# 100 posts



## PeterJ (Sep 27, 2007)

just thought I'd celebrate my 100th post...**** me I'm only really on this when in work......note to self.....do some work or get sacked!!!


----------



## Kunoichi (Sep 30, 2007)

AYE! :beerchug:


----------



## marc (Jul 16, 2007)

keep the posts up peter, just tell your boss its a fighters forum and i said i'll beat him up if he dosent let you on here during work............he's not big is he???


----------



## Kunoichi (Sep 30, 2007)

marc said:


> ............he's not big is he???


ha ha


----------



## Imy (Jul 20, 2007)

Congrats!

I'd be on 100 too if I wasn't so fscking lazy!


----------



## PeterJ (Sep 27, 2007)

marc said:


> ............he's not big is he???


Nope.....SHE's about 8 stone....think you can manage that....??? hahahaha


----------



## PeterJ (Sep 27, 2007)

Imy said:


> Congrats!
> 
> I'd be on 100 too if I wasn't so fscking lazy!

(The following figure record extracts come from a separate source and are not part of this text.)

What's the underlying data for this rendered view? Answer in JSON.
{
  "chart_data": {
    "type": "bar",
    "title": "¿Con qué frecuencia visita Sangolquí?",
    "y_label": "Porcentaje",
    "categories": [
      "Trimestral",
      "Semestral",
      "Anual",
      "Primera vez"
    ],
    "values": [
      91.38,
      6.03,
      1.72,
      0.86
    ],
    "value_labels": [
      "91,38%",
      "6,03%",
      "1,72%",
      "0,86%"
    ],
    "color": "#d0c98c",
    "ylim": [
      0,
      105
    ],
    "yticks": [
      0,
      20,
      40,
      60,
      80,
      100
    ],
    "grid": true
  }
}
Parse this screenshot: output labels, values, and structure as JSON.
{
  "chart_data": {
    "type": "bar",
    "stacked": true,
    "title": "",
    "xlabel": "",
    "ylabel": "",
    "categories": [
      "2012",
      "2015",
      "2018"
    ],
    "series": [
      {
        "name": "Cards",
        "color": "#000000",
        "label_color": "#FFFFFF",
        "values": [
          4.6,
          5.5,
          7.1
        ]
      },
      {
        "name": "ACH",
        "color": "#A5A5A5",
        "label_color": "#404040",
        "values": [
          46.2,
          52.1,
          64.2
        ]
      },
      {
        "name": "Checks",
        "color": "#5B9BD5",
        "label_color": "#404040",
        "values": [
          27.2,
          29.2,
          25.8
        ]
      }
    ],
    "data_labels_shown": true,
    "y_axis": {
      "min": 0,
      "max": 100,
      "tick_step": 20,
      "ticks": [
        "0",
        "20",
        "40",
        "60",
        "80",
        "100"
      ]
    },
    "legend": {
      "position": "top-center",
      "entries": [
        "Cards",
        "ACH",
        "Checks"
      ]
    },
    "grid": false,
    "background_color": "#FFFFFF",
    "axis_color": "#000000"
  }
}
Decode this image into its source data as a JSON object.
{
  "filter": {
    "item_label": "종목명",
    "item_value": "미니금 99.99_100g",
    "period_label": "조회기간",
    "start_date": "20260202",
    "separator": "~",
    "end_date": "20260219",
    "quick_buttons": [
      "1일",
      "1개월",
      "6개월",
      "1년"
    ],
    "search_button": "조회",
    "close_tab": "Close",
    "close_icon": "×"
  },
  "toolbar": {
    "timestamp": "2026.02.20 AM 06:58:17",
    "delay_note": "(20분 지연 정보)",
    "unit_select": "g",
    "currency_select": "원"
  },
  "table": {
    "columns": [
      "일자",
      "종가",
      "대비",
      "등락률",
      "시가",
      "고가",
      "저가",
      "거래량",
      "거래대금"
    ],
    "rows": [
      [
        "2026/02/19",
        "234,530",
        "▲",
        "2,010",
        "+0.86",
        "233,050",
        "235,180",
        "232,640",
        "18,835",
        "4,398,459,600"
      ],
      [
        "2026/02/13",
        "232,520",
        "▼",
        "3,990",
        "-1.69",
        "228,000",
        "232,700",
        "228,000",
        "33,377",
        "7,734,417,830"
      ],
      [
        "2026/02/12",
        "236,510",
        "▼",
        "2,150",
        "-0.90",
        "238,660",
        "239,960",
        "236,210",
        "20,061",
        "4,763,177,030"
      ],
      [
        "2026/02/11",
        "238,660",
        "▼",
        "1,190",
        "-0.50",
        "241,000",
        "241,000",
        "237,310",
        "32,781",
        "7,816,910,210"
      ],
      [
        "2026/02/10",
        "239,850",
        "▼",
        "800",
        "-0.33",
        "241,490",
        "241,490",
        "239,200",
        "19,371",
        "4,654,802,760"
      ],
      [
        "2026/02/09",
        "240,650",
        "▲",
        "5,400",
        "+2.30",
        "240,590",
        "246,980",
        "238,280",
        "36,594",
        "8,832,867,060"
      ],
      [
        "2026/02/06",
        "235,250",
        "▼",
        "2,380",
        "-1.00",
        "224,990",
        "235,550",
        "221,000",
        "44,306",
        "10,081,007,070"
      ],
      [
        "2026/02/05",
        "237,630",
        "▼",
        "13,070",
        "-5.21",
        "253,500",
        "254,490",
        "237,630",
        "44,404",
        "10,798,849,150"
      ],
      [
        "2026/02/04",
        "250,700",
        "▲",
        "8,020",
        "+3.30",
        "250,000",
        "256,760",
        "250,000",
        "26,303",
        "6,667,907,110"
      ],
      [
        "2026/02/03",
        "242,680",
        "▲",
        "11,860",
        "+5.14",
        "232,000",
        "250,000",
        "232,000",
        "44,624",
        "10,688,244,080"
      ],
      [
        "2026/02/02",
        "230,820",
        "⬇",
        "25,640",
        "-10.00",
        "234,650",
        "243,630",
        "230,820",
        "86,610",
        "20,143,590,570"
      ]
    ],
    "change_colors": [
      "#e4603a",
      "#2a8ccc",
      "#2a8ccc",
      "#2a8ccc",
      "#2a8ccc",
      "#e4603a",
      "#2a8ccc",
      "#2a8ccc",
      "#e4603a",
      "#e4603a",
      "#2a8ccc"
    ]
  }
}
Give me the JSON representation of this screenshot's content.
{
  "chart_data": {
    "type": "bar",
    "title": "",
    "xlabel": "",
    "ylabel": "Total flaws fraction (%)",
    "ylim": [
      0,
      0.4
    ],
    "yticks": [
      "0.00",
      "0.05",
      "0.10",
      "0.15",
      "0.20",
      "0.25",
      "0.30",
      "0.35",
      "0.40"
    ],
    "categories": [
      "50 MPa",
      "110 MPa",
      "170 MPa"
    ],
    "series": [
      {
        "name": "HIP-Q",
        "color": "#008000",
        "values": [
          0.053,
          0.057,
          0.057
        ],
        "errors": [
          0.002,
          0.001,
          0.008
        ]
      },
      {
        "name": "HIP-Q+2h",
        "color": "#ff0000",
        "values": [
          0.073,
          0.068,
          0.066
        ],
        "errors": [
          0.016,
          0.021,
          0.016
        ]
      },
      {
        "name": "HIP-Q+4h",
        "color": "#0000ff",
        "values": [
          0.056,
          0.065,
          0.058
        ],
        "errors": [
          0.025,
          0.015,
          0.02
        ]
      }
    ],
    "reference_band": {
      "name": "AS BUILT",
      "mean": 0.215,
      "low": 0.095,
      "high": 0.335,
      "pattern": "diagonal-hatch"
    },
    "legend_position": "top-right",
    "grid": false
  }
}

Cheers....only out of sheer work bordem trust me....think its cos theres a good few local lads on here as well....


----------



## Imy (Jul 20, 2007)

Yeah, well, I'm public enemy number one here cuz of where I'm from.

And I'm proud of it.


----------



## PeterJ (Sep 27, 2007)

Your not a man u fan as well are you?

haha


----------



## Imy (Jul 20, 2007)

Got it in one.


----------



## PeterJ (Sep 27, 2007)

and I was starting to like you as well !!! :icon6:


----------



## NLG (Sep 6, 2007)

The more Man Utd fans here the better!


----------



## PeterJ (Sep 27, 2007)

Marc anychance of banning these Man U fans?

hahaha


----------



## marc (Jul 16, 2007)

nah, but i think we should try to sway them, ive already changed a few of imys posts to include the lyrics of you'll never walk alone, i might change NLG's avatar to the shankly gates or something what dya think Nate!!


----------



## PeterJ (Sep 27, 2007)

haha good idea....


----------



## NLG (Sep 6, 2007)

You leave my lizard alone!


----------



## Kunoichi (Sep 30, 2007)

PeterJ said:


> Nope.....SHE's about 8 stone....think you can manage that....??? hahahaha


Been away for a few days so allow me to reply to this only now...

*clears throat*

HAHAHAHAHAHAHAHAH!

*falls back on the chair laughing hysterically*

Quoting this cartoon, the things we find funny when we have only 4 hours sleep, eh! Blessed weekends  :clap:


----------



## MMABulk (Oct 17, 2007)

pompey fan here so as long nobody is from southampton we'll be ok lol


----------



## JayC (Jul 16, 2007)

Pompey are the only team that always draw 0-0 with us. Always. But I respect them.


----------



## Imy (Jul 20, 2007)

For once, I have nothing reasonable to post in this thread.


----------



## Kunoichi (Sep 30, 2007)

ROTFL thanks for your contribution anyway.

-the pot to the kettle-


----------



## JayC (Jul 16, 2007)

You just made it half-way to your century, Kunoichi!


----------



## Kunoichi (Sep 30, 2007)

ha ha thanks for pointing that out, I never look at the posts number 

Do I get like a prize like now like? :clap:


----------